Dans le cadre de mon interaction filmée
avec les patientes de l'hôpital J.M, j'ai observé
à posteriori, les mouvements du corps comme un écran
révélateur de l'affectivité et de la symbolique
corporelle en jeux au cours de ces rencontres. Le Breton explique
que la symbolique corporelle varie suivant la condition culturelle,
la condition sociale, l'âge, le sexe, l'histoire personnelle
et le contexte de l'interaction. Dans le cas spécifique
de la symbolique corporelle anormale, " la dissociation entre
les mouvements extérieurs du corps et le cours des idées
n´indique ni que l´unité entre le corps et
l´âme s´est défaite, ni que chacune des
parties ait retrouvé, dans la folie, son autonomie.
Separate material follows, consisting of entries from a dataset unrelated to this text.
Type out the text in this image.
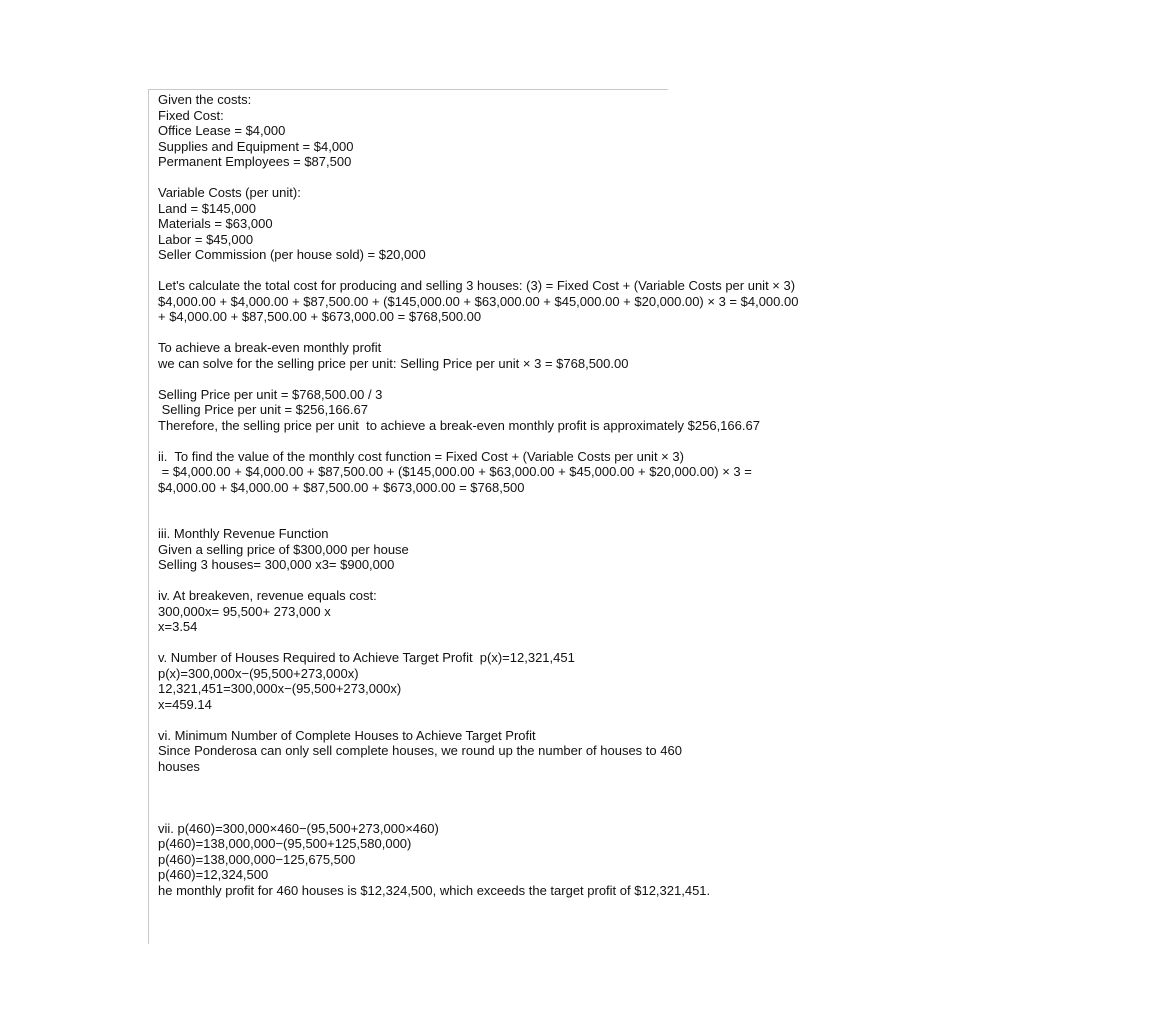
Given the costs:
Fixed Cost:
Office Lease = $4,000
Supplies and Equipment = $4,000
Permanent Employees = $87,500
Variable Costs (per unit):
Land = $145,000
Materials = $63,000
Labor = $45,000
Seller Commission (per house sold) = $20,000
Let's calculate the total cost for producing and selling 3 houses: (3) = Fixed Cost + (Variable Costs per unit × 3)
$4,000.00 + $4,000.00 + $87,500.00 + ($145,000.00 + $63,000.00 + $45,000.00 + $20,000.00) × 3 = $4,000.00
+ $4,000.00 + $87,500.00 + $673,000.00 = $768,500.00
To achieve a break-even monthly profit
we can solve for the selling price per unit: Selling Price per unit × 3 = $768,500.00
Selling Price per unit = $768,500.00 / 3
Selling Price per unit = $256,166.67
Therefore, the selling price per unit  to achieve a break-even monthly profit is approximately $256,166.67
ii.  To find the value of the monthly cost function = Fixed Cost + (Variable Costs per unit × 3)
= $4,000.00 + $4,000.00 + $87,500.00 + ($145,000.00 + $63,000.00 + $45,000.00 + $20,000.00) × 3 =
$4,000.00 + $4,000.00 + $87,500.00 + $673,000.00 = $768,500
iii. Monthly Revenue Function
Given a selling price of $300,000 per house
Selling 3 houses= 300,000 x3= $900,000
iv. At breakeven, revenue equals cost:
300,000x= 95,500+ 273,000 x
x=3.54
v. Number of Houses Required to Achieve Target Profit  p(x)=12,321,451
p(x)=300,000x−(95,500+273,000x)
12,321,451=300,000x−(95,500+273,000x)
x=459.14
vi. Minimum Number of Complete Houses to Achieve Target Profit
Since Ponderosa can only sell complete houses, we round up the number of houses to 460
houses
vii. p(460)=300,000×460−(95,500+273,000×460)
p(460)=138,000,000−(95,500+125,580,000)
p(460)=138,000,000−125,675,500
p(460)=12,324,500
he monthly profit for 460 houses is $12,324,500, which exceeds the target profit of $12,321,451.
Sans
aucun doute, l´unité demeure compromise dans sa rigueur
et sa tonalité. " (Foucault,1973:231). Dans ce sens,
c'est toute la symbolique corporelle qui révèle
l'affectivité mutuelle en jeu dans la rencontre entre le
chercheur et les patientes de l'hôpital qui est rendue visible
par la médiation du matériel audiovisuel.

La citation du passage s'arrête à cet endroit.